Navi Mumbai, 20th September 2024: Residents of Navi Mumbai are optimistic that the government might finally instruct CIDCO to cease charging transfer premiums on resale properties. CIDCO has been imposing these mandatory charges, which range from Rs 25,000 to Rs 10 lakh, excluding GST, based on the property’s size. These fees are required for obtaining a CIDCO No Objection Certificate (NOC), without which banks will not approve mortgage loans, and housing societies will not transfer ownership or grant membership to buyers. In response, various citizen groups in Navi Mumbai have mobilized to pressure CIDCO to end this financial burden.
“The transfer premiums charged by CIDCO have escalated significantly since their introduction in the 1990s. For the financial year from April 1, 2024, to March 31, 2025, they range from Rs 25,000 plus 18% GST for a 215 sq. ft. flat to Rs 10 lakh plus 18% GST for properties or commercial spaces exceeding 2,150 sq. ft. in areas like Airoli and Ulwe. In other zones, such as Dronagiri and Pushpak Nagar, the charges range from Rs 24,465 for small flats to Rs 15.27 lakh for larger commercial properties,” explained Bhaskar Mhatre, Secretary of the Navi Mumbai Housing Federation.

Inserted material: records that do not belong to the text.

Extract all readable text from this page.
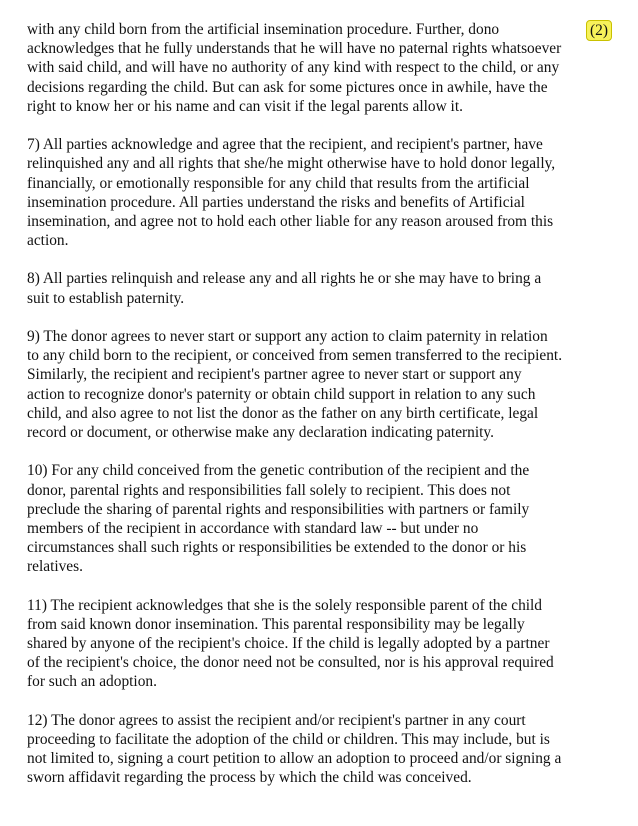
with any child born from the artificial insemination procedure. Further, dono
acknowledges that he fully understands that he will have no paternal rights whatsoever
with said child, and will have no authority of any kind with respect to the child, or any
decisions regarding the child. But can ask for some pictures once in awhile, have the
right to know her or his name and can visit if the legal parents allow it.
7) All parties acknowledge and agree that the recipient, and recipient's partner, have
relinquished any and all rights that she/he might otherwise have to hold donor legally,
financially, or emotionally responsible for any child that results from the artificial
insemination procedure. All parties understand the risks and benefits of Artificial
insemination, and agree not to hold each other liable for any reason aroused from this
action.
8) All parties relinquish and release any and all rights he or she may have to bring a
suit to establish paternity.
9) The donor agrees to never start or support any action to claim paternity in relation
to any child born to the recipient, or conceived from semen transferred to the recipient.
Similarly, the recipient and recipient's partner agree to never start or support any
action to recognize donor's paternity or obtain child support in relation to any such
child, and also agree to not list the donor as the father on any birth certificate, legal
record or document, or otherwise make any declaration indicating paternity.
10) For any child conceived from the genetic contribution of the recipient and the
donor, parental rights and responsibilities fall solely to recipient. This does not
preclude the sharing of parental rights and responsibilities with partners or family
members of the recipient in accordance with standard law -- but under no
circumstances shall such rights or responsibilities be extended to the donor or his
relatives.
11) The recipient acknowledges that she is the solely responsible parent of the child
from said known donor insemination. This parental responsibility may be legally
shared by anyone of the recipient's choice. If the child is legally adopted by a partner
of the recipient's choice, the donor need not be consulted, nor is his approval required
for such an adoption.
12) The donor agrees to assist the recipient and/or recipient's partner in any court
proceeding to facilitate the adoption of the child or children. This may include, but is
not limited to, signing a court petition to allow an adoption to proceed and/or signing a
sworn affidavit regarding the process by which the child was conceived.
(2)
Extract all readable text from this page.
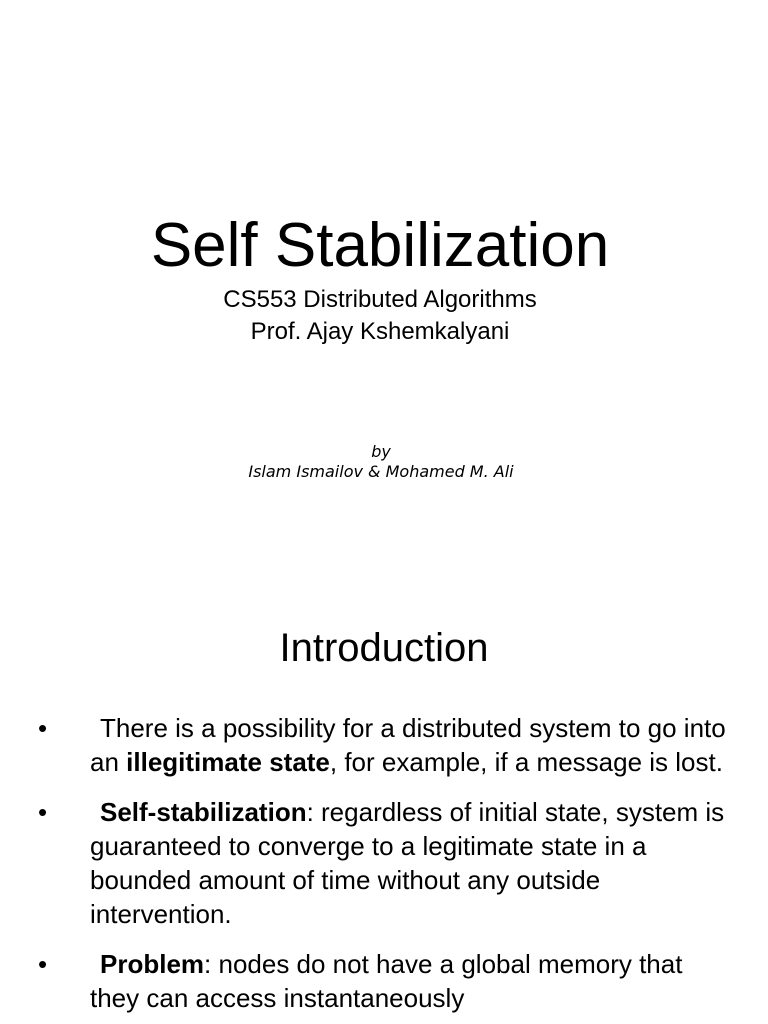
Self Stabilization
CS553 Distributed Algorithms
Prof. Ajay Kshemkalyani
by
Islam Ismailov & Mohamed M. Ali
Introduction
• There is a possibility for a distributed system to go into an illegitimate state, for example, if a message is lost.
• Self-stabilization: regardless of initial state, system is guaranteed to converge to a legitimate state in a bounded amount of time without any outside intervention.
• Problem: nodes do not have a global memory that they can access instantaneously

Mhatre pointed out that housing society members are burdened with CIDCO’s fees despite having no direct contractual agreement with the corporation. “When land is transferred, a society may have to pay CIDCO for permissions. However, in property resales, only membership or shares change hands, which falls under the Maharashtra Co-operative Societies Act. CIDCO’s transfer premium effectively controls the transfer of these shares.”
Four organizations—the Navi Mumbai Housing Federation, Sahakar Bharati, Navi Mumbai Vyapari Mahasangh, and Navi Mumbai Citizen Foundation—have united to demand that CIDCO halt these transfer charges. Representatives from these groups have been visiting residential complexes to inform residents of their rights and gather support. Their campaign has already reached 10,000 buildings across 500 societies from Airoli to Panvel-Ulwe, and more are expected to join. A recent meeting with CIDCO’s Managing Director, Vijay Kumar Singhla, raised these concerns, and Singhla assured the groups that he would review their demands.

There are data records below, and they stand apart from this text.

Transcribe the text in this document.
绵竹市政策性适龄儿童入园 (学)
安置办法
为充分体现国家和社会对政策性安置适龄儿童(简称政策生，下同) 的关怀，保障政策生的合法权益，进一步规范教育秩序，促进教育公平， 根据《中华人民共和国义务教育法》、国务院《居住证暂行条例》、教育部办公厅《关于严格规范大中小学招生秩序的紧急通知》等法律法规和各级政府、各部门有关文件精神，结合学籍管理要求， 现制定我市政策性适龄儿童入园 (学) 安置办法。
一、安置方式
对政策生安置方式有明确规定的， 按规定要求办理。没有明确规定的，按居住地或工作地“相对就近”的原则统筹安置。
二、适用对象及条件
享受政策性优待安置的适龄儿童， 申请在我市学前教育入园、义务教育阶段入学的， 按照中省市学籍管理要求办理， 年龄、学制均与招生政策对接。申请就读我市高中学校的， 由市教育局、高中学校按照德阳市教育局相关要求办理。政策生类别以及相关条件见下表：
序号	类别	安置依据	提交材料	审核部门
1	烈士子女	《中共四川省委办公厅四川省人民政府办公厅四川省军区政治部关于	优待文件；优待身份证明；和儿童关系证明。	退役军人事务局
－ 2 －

The associations have also gained backing from local political leaders. Vijay Nahata, a former IAS officer and deputy leader of the Shiv Sena faction led by Eknath Shinde criticized CIDCO’s transfer premium, calling it an unfair burden on ordinary citizens. Nahata reported that CIDCO’s managing director had acknowledged the concerns and indicated that a proposal might soon be submitted to the state government to end the practice of double transfer premiums.

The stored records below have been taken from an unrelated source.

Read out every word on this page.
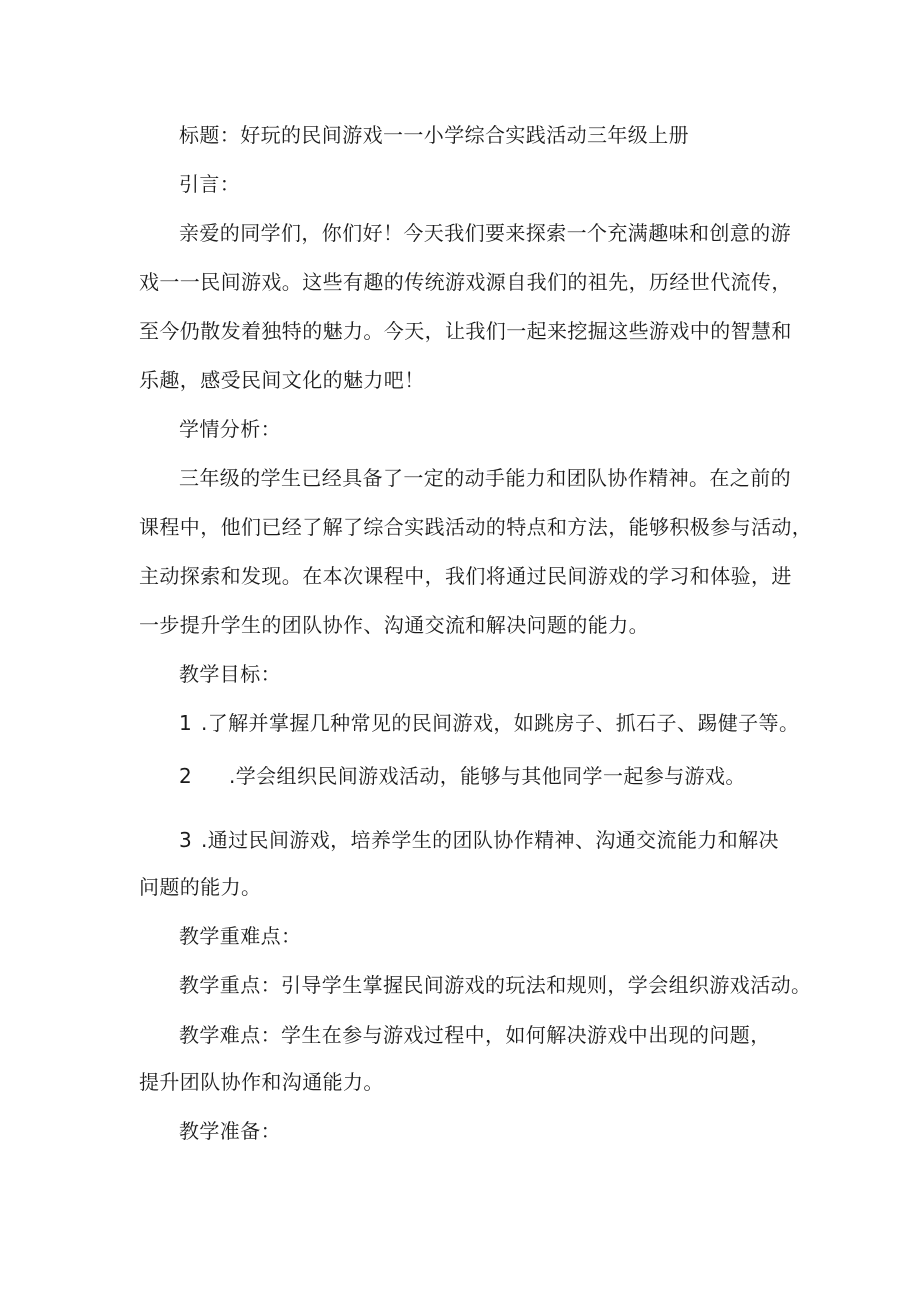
标题：好玩的民间游戏一一小学综合实践活动三年级上册
引言：
亲爱的同学们，你们好！今天我们要来探索一个充满趣味和创意的游
戏一一民间游戏。这些有趣的传统游戏源自我们的祖先，历经世代流传，
至今仍散发着独特的魅力。今天，让我们一起来挖掘这些游戏中的智慧和
乐趣，感受民间文化的魅力吧！
学情分析：
三年级的学生已经具备了一定的动手能力和团队协作精神。在之前的
课程中，他们已经了解了综合实践活动的特点和方法，能够积极参与活动，
主动探索和发现。在本次课程中，我们将通过民间游戏的学习和体验，进
一步提升学生的团队协作、沟通交流和解决问题的能力。
教学目标：
1 .了解并掌握几种常见的民间游戏，如跳房子、抓石子、踢健子等。
2 .学会组织民间游戏活动，能够与其他同学一起参与游戏。
3 .通过民间游戏，培养学生的团队协作精神、沟通交流能力和解决
问题的能力。
教学重难点：
教学重点：引导学生掌握民间游戏的玩法和规则，学会组织游戏活动。
教学难点：学生在参与游戏过程中，如何解决游戏中出现的问题，
提升团队协作和沟通能力。
教学准备：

Mangal Kamble, President of the Swach Kharghar Foundation, raised further concerns about CIDCO’s role, questioning where the revenue from these premiums is being used. “With municipal corporations like NMMC and Panvel now managing local infrastructure, CIDCO’s justification for collecting these charges has diminished. In places like Kharghar and Panvel, residents are effectively paying double, as they already pay property taxes to the municipal authorities.”
Advocate Shreeprasad Parab, Director of the State Housing Federation, referenced a Supreme Court ruling that clarified that transferring shares in a cooperative housing society does not equate to transferring immovable property. “Although a flat owner has the right to occupy their residence, the transfer of shares itself does not mean a property sale,” Parab emphasized. He also noted that the Navi Mumbai District Housing Federation has already filed a petition challenging the transfer premium.
A CIDCO representative, who wished to remain anonymous, confirmed that an amendment had made these premiums mandatory for transferring society memberships. A legal challenge to this mandate is currently pending in the Bombay High Court. Despite efforts to reach CIDCO MD Vijay Kumar Singhla for comment, no response has been received.